Kanlı darbe girişimi kitlelerin zihninde FETÖ’ye dair algıyı farklı bir boyuta taşıdı. Var olan tereddütler ortadan kalktı. Örgütün terörist sıfatını hak ettiği konusunda artık şüphe yok. Çünkü zor ve şiddet kullanarak hükümeti ve kamuoyunun siyasi tutumunu değiştirmeyi deneyerek terörizmin az çok kabul görmüş tarifi kapsamına girdi.
FETÖ ile mücadelenin başarısı üç koşula bağlı. Lider, iyi kadrolar ve strateji. Cumhurbaşkanı Sayın Erdoğan, liderlik konusunda üstüne düşeni fazlasıyla yerine getiriyor. Kadro ise her zamanki gibi Türkiye’nin geleneksel sorunu olmaya devam ediyor.
Ancak bir stratejinin olduğu tartışmalı. Bir strateji belirlenecekse, ilk koşulu, hukukun içinde kalan yöntem ve araçlara dayanması olmalı. Nitekim devlet ile terörist arasındaki en büyük fark, devletin hukukun içinde hareket etmesi, teröristin ise doğası gereği hukuk dışı uygulamalara itibar etmesidir. Örgütün küresel ölçekte faaliyet gösterdiği dikkate alınarak yurtiçinde ve yurtdışında farklı strateji ve araçlara ihtiyaç olduğu göz ardı edilmemeli.

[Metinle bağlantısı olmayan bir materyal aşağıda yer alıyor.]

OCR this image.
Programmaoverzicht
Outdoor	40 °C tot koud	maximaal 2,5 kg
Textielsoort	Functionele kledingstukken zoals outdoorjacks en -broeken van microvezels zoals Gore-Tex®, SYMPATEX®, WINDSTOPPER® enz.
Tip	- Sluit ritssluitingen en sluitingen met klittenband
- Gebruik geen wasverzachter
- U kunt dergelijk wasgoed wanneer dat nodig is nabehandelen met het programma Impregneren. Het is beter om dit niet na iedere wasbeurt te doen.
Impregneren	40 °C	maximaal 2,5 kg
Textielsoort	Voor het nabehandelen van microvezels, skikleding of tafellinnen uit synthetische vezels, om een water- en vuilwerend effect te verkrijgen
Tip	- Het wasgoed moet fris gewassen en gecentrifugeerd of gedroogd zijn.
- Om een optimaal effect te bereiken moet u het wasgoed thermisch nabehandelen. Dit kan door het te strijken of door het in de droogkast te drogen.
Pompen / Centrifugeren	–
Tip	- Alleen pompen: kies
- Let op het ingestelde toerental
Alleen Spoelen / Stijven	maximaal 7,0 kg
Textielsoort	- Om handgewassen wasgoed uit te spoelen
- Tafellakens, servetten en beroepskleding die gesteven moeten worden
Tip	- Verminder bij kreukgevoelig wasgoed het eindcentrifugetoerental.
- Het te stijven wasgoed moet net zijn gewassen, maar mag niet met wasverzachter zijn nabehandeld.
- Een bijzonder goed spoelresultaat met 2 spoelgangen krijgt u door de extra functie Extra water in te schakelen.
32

FETÖ ile mücadele stratejisi iki bölümden oluşmalı. İlk bölüm, örgüt üyelerine “meşruiyet” ve aidiyet duygusu sağlayan “ideolojik” mimarinin sakatlığını gözler önüne sermeyi amaçlamalı. FETÖ’nün söylem ve iddialarının dini/İslami açıdan yanlış olduğunu, gayretlerinin dini değil, siyasi olduğunu ve iktidar hırsıyla hareket edildiğini işlemek gerekir. Bu çerçevede sorumluluk daha çok ilahiyatçılara, Diyanet İşleri Başkanlığı’na ve siyaset bilimcilere düşmektedir.
İkinci mücadele alanı, FETÖ gibi örgütlerin temelini oluşturan insan ve finansal kaynakların kontrol altına alınmasıdır. FETÖ’ya güç sağlayan toplum/devlet/siyaset/ekonomi alanlarında inşa ettiği “ağ”dır. Bu ağların FETÖ ile ideolojik ilgisi olmayan insanları bile mıknatıs gibi kendisine çektiğini biliyoruz. Bu nedenle “ağları” çözecek tedbirler almak, örgüt yapısını iyi analiz etmek gerekir.

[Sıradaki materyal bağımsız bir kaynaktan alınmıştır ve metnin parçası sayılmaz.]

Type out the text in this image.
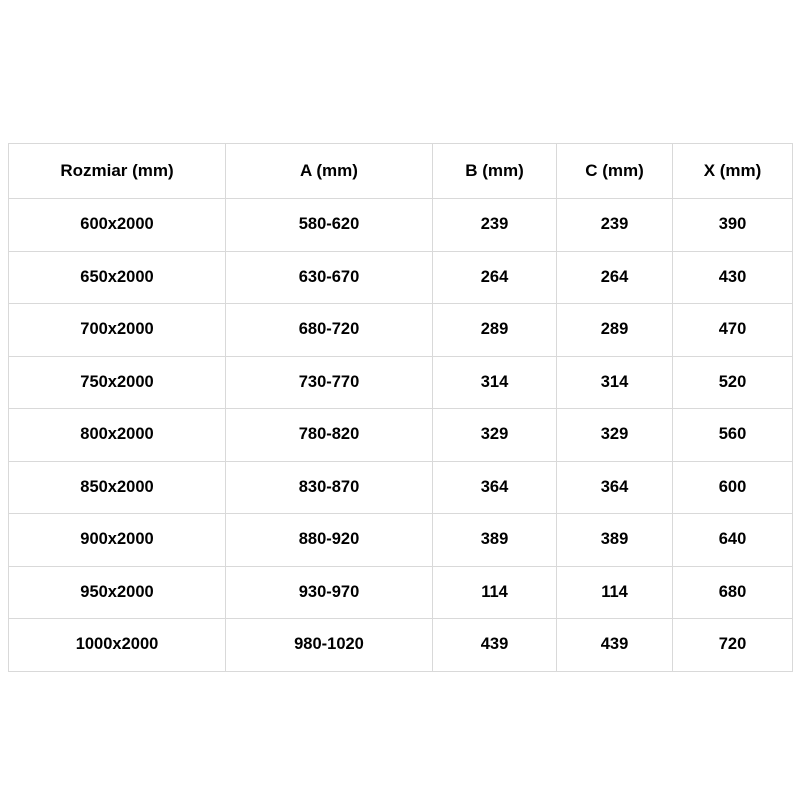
Rozmiar (mm)	A (mm)	B (mm)	C (mm)	X (mm)
600x2000	580-620	239	239	390
650x2000	630-670	264	264	430
700x2000	680-720	289	289	470
750x2000	730-770	314	314	520
800x2000	780-820	329	329	560
850x2000	830-870	364	364	600
900x2000	880-920	389	389	640
950x2000	930-970	114	114	680
1000x2000	980-1020	439	439	720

FETÖ, Soğuk Savaş döneminin geleneksel katı hiyerarşik terör örgütlerine benzer bir yapıya sahip. Bir manada, Marksist örgütlerin çelik disiplinli, kompartımanlara ayrılmış, mesleklere, coğrafyaya göre yatay ve dikey örgütlenmiş tipik “cephe” örgütü taklidinden başka bir şey değil.

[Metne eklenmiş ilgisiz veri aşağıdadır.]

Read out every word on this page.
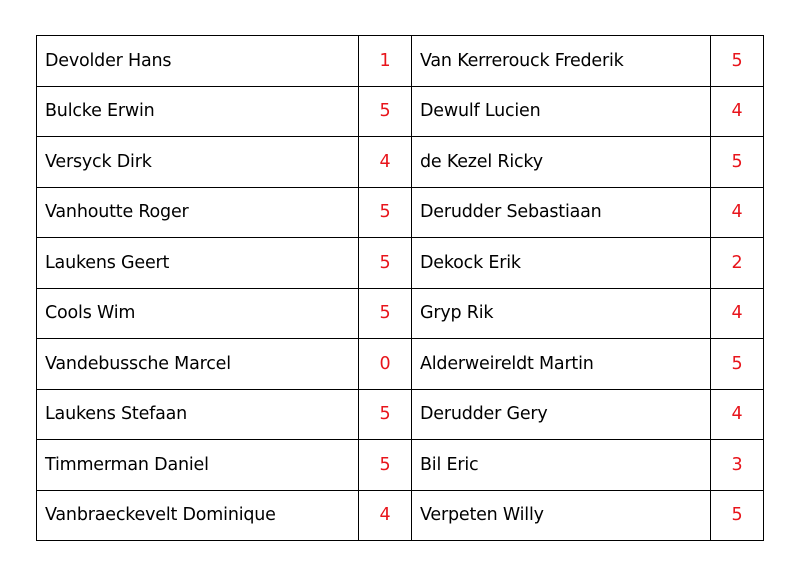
Devolder Hans	1	Van Kerrerouck Frederik	5
Bulcke Erwin	5	Dewulf Lucien	4
Versyck Dirk	4	de Kezel Ricky	5
Vanhoutte Roger	5	Derudder Sebastiaan	4
Laukens Geert	5	Dekock Erik	2
Cools Wim	5	Gryp Rik	4
Vandebussche Marcel	0	Alderweireldt Martin	5
Laukens Stefaan	5	Derudder Gery	4
Timmerman Daniel	5	Bil Eric	3
Vanbraeckevelt Dominique	4	Verpeten Willy	5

Bu açıdan mensuplarını dört katmanlı piramidal bir yapı olarak görebiliriz. Birinci katman tepe yöneticilerden, ideologlardan oluşmakta ve mutlaka hukuki müeyyideyle yüzleşmeliler. İkinci katman yine benzer özellikte olan sahada ki profesyonel yöneticilerdir. Üçüncü katman ise sempatizanlardan oluşmaktadır. Son katman ise potansiyel insan havuzudur. Son iki katmanda yer alanların örgütten ayrılmalarını teşvik edecek tedbirler almak ve topluma kazandırmak esas olmalı.
Bu amaçla farklı disiplinden gelen uzmanlar birlikte çalışarak strateji geliştirmeli, uygulamaları dikkatle izlemeli, mağduriyet yaratılmasına mani olunmalı. Örgütle farklı ilişkisi olan herkes aynı muameleye tabi tutulmamalı. Örgütün finans kaynakları da kurutulmalı.
Günün sonunda bu insanlarda Türk vatandaşı ve birlikte yaşayacağız. Bu nedenle onları kazanmaya, gittikleri yanlış yoldan ayrılmaya ikna etmeliyiz. Aksi takdirde on yıllar boyunca devam edecek siyasi, hukuki, psikolojik, vicdani ve ahlaki sorunlarla karşı karşıya kalabiliriz.